Featured Essay: The Sea by John Zerzan

In civilisation, ecology, Featured, literature, nature, philosophy, poetry, society, writers on September 8, 2012 at 01:01

I have a special post for you today. Throughout the ongoing process of communicating with websites in the hope of receiving permission to repost their content, I had a few wonderful exchanges with writers and researchers. One of them was John Zerzan, author and philosopher, who sent me his latest essay for publication on this website. Enjoy the essay and feel free to comment.

HG

Featured Essay: The Sea by John Zerzan

Last remaining lair of unparalleled wildness. Too big to fail?
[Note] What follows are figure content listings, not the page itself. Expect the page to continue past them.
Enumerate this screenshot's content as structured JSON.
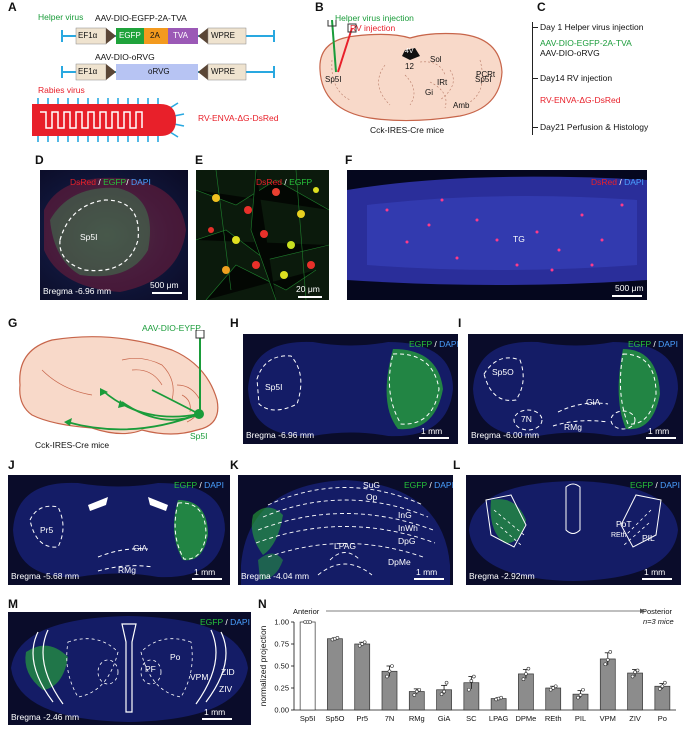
{
  "panels": {
    "A": "A",
    "B": "B",
    "C": "C",
    "D": "D",
    "E": "E",
    "F": "F",
    "G": "G",
    "H": "H",
    "I": "I",
    "J": "J",
    "K": "K",
    "L": "L",
    "M": "M",
    "N": "N"
  },
  "panelA": {
    "helper_label": "Helper virus",
    "construct1_name": "AAV-DIO-EGFP-2A-TVA",
    "construct1_parts": [
      "EF1α",
      "EGFP",
      "2A",
      "TVA",
      "WPRE"
    ],
    "construct2_name": "AAV-DIO-oRVG",
    "construct2_parts": [
      "EF1α",
      "oRVG",
      "WPRE"
    ],
    "rabies_label": "Rabies virus",
    "rabies_name": "RV-ENVA-ΔG-DsRed",
    "colors": {
      "helper": "#1a9c3a",
      "rabies": "#e8202a",
      "egfp": "#1fa33b",
      "twoA": "#f39a1e",
      "tva": "#9b59b6",
      "orvg": "#b7c4f3",
      "wpre": "#efe3cf",
      "ef1a": "#efe3cf"
    }
  },
  "panelB": {
    "helper_injection": "Helper virus injection",
    "rv_injection": "RV injection",
    "regions": [
      "4V",
      "12",
      "Sol",
      "PCRt",
      "IRt",
      "Gi",
      "Amb",
      "Sp5I",
      "Sp5I"
    ],
    "caption": "Cck-IRES-Cre mice"
  },
  "panelC": {
    "t1": "Day 1 Helper virus injection",
    "t1a": "AAV-DIO-EGFP-2A-TVA",
    "t1b": "AAV-DIO-oRVG",
    "t2": "Day14 RV injection",
    "t2a": "RV-ENVA-ΔG-DsRed",
    "t3": "Day21 Perfusion & Histology"
  },
  "panelD": {
    "stain1": "DsRed",
    "stain2": "EGFP",
    "stain3": "DAPI",
    "region": "Sp5I",
    "bregma": "Bregma -6.96 mm",
    "scale": "500 μm"
  },
  "panelE": {
    "stain1": "DsRed",
    "stain2": "EGFP",
    "scale": "20 μm"
  },
  "panelF": {
    "stain1": "DsRed",
    "stain2": "DAPI",
    "region": "TG",
    "scale": "500 μm"
  },
  "panelG": {
    "virus": "AAV-DIO-EYFP",
    "site": "Sp5I",
    "caption": "Cck-IRES-Cre mice"
  },
  "panelH": {
    "stain1": "EGFP",
    "stain2": "DAPI",
    "region": "Sp5I",
    "bregma": "Bregma -6.96 mm",
    "scale": "1 mm"
  },
  "panelI": {
    "stain1": "EGFP",
    "stain2": "DAPI",
    "regions": [
      "Sp5O",
      "7N",
      "GiA",
      "RMg"
    ],
    "bregma": "Bregma -6.00 mm",
    "scale": "1 mm"
  },
  "panelJ": {
    "stain1": "EGFP",
    "stain2": "DAPI",
    "regions": [
      "Pr5",
      "GiA",
      "RMg"
    ],
    "bregma": "Bregma -5.68 mm",
    "scale": "1 mm"
  },
  "panelK": {
    "stain1": "EGFP",
    "stain2": "DAPI",
    "regions": [
      "SuG",
      "Op",
      "InG",
      "InWh",
      "DpG",
      "LPAG",
      "DpMe"
    ],
    "bregma": "Bregma -4.04 mm",
    "scale": "1 mm"
  },
  "panelL": {
    "stain1": "EGFP",
    "stain2": "DAPI",
    "regions": [
      "PoT",
      "REth",
      "PIL"
    ],
    "bregma": "Bregma -2.92mm",
    "scale": "1 mm"
  },
  "panelM": {
    "stain1": "EGFP",
    "stain2": "DAPI",
    "regions": [
      "PF",
      "Po",
      "VPM",
      "ZID",
      "ZIV"
    ],
    "bregma": "Bregma -2.46 mm",
    "scale": "1 mm"
  },
  "chart_data": {
    "type": "bar",
    "ylabel": "normalized projection",
    "ylim": [
      0,
      1.0
    ],
    "yticks": [
      "0.00",
      "0.25",
      "0.50",
      "0.75",
      "1.00"
    ],
    "anterior": "Anterior",
    "posterior": "Posterior",
    "n_note": "n=3 mice",
    "categories": [
      "Sp5I",
      "Sp5O",
      "Pr5",
      "7N",
      "RMg",
      "GiA",
      "SC",
      "LPAG",
      "DPMe",
      "REth",
      "PIL",
      "VPM",
      "ZIV",
      "Po"
    ],
    "values": [
      1.0,
      0.81,
      0.75,
      0.44,
      0.21,
      0.23,
      0.31,
      0.13,
      0.41,
      0.25,
      0.18,
      0.58,
      0.42,
      0.27
    ],
    "errors": [
      0.0,
      0.01,
      0.02,
      0.06,
      0.03,
      0.05,
      0.07,
      0.01,
      0.05,
      0.02,
      0.04,
      0.07,
      0.04,
      0.03
    ],
    "points": [
      [
        1.0,
        1.0,
        1.0
      ],
      [
        0.8,
        0.81,
        0.82
      ],
      [
        0.73,
        0.75,
        0.77
      ],
      [
        0.38,
        0.44,
        0.5
      ],
      [
        0.17,
        0.21,
        0.23
      ],
      [
        0.18,
        0.21,
        0.31
      ],
      [
        0.23,
        0.33,
        0.38
      ],
      [
        0.12,
        0.13,
        0.14
      ],
      [
        0.35,
        0.41,
        0.47
      ],
      [
        0.23,
        0.25,
        0.27
      ],
      [
        0.14,
        0.17,
        0.23
      ],
      [
        0.52,
        0.57,
        0.66
      ],
      [
        0.38,
        0.43,
        0.45
      ],
      [
        0.24,
        0.27,
        0.31
      ]
    ],
    "bar_color_first": "#ffffff",
    "bar_color": "#8c8c8c"
  }
}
The whole world is being objectified, but Melville reminds us of all that remains. “There you stand, lost in the infinite series of the sea.”i What could be more tangible, more of a contrast with being lost in the digital world, where we feel we can never properly come to grips with anything.
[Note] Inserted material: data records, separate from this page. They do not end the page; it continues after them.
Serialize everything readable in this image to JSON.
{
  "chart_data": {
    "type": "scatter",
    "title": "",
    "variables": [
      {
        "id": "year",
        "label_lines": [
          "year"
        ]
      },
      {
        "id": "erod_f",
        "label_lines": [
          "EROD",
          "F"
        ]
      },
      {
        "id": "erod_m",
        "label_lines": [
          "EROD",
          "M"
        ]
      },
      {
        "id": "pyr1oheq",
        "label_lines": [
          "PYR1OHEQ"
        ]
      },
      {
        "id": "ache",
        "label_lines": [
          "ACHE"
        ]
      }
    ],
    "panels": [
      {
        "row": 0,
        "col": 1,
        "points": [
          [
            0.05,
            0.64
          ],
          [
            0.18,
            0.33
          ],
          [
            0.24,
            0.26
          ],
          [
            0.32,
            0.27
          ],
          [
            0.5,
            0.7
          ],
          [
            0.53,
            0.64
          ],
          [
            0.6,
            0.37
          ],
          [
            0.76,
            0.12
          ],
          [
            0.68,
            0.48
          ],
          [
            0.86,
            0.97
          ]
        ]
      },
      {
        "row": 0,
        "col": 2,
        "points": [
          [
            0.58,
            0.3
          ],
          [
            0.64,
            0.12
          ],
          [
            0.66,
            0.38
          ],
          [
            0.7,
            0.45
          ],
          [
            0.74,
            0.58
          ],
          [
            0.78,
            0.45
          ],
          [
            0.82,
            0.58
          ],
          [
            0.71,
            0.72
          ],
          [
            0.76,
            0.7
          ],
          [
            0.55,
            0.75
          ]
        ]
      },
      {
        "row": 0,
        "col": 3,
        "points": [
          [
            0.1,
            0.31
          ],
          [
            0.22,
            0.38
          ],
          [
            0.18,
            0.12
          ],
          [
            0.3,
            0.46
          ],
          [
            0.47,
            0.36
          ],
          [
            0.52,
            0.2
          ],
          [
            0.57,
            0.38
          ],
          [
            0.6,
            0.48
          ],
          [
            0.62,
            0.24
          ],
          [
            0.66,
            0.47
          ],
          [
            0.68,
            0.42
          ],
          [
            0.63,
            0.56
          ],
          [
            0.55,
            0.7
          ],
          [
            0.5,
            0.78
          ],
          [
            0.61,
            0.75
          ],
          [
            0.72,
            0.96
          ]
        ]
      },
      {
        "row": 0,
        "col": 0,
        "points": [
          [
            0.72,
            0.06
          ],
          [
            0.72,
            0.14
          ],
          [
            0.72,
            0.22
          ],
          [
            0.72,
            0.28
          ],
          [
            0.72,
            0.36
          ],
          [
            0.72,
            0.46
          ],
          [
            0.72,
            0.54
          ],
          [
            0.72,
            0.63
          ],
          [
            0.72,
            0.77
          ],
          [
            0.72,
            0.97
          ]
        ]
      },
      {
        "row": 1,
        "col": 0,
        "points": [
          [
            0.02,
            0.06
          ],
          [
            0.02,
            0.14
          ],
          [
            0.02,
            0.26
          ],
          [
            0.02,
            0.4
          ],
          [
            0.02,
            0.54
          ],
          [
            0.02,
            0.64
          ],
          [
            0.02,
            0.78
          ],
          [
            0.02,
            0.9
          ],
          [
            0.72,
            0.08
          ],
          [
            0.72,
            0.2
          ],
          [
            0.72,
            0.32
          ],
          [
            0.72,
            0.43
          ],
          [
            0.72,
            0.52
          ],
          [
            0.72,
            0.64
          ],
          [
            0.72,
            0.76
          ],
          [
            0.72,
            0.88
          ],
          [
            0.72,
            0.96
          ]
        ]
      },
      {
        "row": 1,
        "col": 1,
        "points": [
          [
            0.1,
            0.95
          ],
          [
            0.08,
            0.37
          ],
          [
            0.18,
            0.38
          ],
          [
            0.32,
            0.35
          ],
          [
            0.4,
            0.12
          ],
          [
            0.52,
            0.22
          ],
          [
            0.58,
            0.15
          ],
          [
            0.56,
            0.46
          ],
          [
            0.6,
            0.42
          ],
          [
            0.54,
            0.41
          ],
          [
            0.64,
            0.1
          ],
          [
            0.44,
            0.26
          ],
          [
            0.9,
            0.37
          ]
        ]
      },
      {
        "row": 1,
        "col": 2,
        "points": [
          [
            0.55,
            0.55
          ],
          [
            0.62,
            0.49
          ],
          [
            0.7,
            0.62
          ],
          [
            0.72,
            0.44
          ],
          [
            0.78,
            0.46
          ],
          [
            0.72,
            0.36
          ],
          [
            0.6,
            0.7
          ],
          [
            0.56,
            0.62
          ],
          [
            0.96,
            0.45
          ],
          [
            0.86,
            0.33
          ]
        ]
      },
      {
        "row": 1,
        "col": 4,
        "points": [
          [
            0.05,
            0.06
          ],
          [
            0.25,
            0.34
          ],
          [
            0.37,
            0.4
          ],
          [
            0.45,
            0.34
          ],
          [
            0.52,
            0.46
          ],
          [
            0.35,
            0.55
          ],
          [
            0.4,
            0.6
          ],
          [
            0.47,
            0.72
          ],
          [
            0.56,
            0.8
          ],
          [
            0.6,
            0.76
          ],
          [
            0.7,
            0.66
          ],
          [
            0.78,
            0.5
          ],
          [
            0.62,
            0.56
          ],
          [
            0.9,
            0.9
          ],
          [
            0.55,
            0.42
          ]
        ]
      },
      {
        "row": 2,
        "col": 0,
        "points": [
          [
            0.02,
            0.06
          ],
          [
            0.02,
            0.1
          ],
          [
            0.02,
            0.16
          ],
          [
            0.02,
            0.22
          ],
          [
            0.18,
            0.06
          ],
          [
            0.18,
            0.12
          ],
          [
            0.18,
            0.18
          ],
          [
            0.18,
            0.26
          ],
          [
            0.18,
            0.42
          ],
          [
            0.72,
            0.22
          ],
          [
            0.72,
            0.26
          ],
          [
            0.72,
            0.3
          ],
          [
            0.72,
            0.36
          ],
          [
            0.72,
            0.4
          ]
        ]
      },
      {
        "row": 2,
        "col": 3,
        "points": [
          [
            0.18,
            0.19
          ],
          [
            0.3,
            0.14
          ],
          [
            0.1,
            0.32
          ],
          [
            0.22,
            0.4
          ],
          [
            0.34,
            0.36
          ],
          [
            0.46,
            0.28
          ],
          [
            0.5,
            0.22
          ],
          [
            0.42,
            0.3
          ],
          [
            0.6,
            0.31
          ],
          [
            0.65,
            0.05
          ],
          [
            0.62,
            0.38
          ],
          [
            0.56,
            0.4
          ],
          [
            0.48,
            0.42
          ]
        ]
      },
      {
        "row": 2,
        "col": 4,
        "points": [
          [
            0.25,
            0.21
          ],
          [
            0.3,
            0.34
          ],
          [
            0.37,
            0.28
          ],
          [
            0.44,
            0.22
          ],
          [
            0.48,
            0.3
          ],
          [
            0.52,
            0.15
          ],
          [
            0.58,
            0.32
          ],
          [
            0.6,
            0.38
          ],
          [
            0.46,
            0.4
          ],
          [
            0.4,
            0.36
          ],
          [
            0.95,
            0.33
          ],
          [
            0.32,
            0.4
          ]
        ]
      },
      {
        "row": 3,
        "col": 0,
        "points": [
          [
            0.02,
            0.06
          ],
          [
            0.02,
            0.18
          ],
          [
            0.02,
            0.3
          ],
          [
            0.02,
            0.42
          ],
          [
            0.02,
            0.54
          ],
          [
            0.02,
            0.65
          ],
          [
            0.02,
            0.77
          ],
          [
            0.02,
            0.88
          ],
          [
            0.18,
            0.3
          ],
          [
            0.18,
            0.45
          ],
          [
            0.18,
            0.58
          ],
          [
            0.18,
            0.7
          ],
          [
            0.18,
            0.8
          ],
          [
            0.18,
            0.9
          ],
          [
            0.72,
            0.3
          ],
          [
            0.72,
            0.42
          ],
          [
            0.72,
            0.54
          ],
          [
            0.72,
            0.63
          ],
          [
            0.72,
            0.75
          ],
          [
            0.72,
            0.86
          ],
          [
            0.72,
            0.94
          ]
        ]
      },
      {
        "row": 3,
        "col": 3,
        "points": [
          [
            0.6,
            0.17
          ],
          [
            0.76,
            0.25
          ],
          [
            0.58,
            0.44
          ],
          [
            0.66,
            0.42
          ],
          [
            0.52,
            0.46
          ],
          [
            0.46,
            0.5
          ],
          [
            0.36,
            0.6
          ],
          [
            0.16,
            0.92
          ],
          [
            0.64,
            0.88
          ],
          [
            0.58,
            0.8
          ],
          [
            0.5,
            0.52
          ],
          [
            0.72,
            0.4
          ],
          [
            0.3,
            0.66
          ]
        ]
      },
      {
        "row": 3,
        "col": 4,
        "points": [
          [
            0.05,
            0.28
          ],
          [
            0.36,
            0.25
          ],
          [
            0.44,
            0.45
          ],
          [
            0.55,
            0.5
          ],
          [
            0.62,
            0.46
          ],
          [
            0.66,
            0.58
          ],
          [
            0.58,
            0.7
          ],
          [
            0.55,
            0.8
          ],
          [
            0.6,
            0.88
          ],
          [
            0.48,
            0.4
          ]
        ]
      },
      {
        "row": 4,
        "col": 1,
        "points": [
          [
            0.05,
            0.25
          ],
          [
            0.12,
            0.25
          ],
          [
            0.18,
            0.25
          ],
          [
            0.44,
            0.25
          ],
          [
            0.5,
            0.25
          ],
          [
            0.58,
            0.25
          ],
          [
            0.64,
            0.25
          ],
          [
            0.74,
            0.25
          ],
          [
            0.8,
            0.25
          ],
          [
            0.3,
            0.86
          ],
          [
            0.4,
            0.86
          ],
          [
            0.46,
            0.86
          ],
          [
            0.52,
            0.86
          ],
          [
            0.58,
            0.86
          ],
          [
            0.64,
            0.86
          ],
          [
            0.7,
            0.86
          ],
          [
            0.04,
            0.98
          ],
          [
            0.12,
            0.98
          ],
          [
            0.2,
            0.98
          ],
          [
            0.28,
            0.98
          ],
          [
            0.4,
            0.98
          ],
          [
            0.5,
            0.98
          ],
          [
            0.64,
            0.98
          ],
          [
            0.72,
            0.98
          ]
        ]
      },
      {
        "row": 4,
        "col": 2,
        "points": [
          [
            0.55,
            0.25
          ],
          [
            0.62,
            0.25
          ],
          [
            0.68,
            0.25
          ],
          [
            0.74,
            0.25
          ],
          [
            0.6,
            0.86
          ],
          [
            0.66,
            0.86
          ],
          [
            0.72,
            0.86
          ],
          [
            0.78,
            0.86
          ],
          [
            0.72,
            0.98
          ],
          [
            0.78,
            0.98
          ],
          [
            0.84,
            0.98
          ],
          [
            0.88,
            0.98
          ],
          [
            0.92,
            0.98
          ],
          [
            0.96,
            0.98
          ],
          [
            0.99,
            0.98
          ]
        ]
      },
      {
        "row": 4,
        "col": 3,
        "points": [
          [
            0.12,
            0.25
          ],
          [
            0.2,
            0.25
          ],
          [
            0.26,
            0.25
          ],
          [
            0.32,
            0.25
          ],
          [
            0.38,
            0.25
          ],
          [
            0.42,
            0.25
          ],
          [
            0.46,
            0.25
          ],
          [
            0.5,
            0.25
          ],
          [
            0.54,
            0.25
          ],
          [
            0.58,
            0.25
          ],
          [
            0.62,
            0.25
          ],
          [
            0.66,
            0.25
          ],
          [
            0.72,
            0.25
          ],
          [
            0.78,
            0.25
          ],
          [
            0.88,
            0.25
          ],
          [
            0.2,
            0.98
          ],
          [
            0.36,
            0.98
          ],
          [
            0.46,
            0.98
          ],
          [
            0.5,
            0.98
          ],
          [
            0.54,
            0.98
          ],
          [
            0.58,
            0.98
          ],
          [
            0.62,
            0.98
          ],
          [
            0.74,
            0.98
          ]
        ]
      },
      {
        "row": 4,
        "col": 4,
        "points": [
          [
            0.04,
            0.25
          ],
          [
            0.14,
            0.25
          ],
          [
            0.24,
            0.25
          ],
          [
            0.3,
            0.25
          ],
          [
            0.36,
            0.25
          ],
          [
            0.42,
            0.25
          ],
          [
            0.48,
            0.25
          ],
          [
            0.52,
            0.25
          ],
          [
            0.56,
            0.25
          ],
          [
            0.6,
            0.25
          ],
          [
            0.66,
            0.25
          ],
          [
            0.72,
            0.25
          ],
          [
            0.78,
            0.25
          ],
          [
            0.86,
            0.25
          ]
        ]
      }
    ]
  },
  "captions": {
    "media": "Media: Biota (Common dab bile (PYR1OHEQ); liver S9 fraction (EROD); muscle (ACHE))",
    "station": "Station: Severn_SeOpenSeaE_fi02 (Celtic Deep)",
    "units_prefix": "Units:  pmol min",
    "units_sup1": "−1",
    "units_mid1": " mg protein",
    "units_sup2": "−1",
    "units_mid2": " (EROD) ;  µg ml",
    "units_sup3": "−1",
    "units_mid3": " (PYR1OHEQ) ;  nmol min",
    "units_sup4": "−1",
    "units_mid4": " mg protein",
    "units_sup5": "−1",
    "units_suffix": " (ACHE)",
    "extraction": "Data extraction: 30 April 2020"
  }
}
Oceans are about time more than space, “as if there were a correlation between going deep and going back.”ii The Deep is solemn; linking, in some way, all that has come before. Last things and first things. “Heaven,” by comparison, is thin and faintly unserious.

“Over All the Face of Earth Main Ocean Flowed,” announced the poem by John Milton.iii Given its 71 percent predominance on this planet, why is our world called Earth instead of Sea? Much of the land, in fact, could be defined as littoral areas where land and sea meet.iv The sea is a textured place, infinite in its moods, forms, energies—and not so easily de-textured. But we see what happens when culture is privileged over place. The sea, where all life began just this side of four billion years ago, must still sustain us. Not only are its waters the original source of life, it also shapes the climate, weather, and temperature of the planet, and therefore the status of terrestrial species.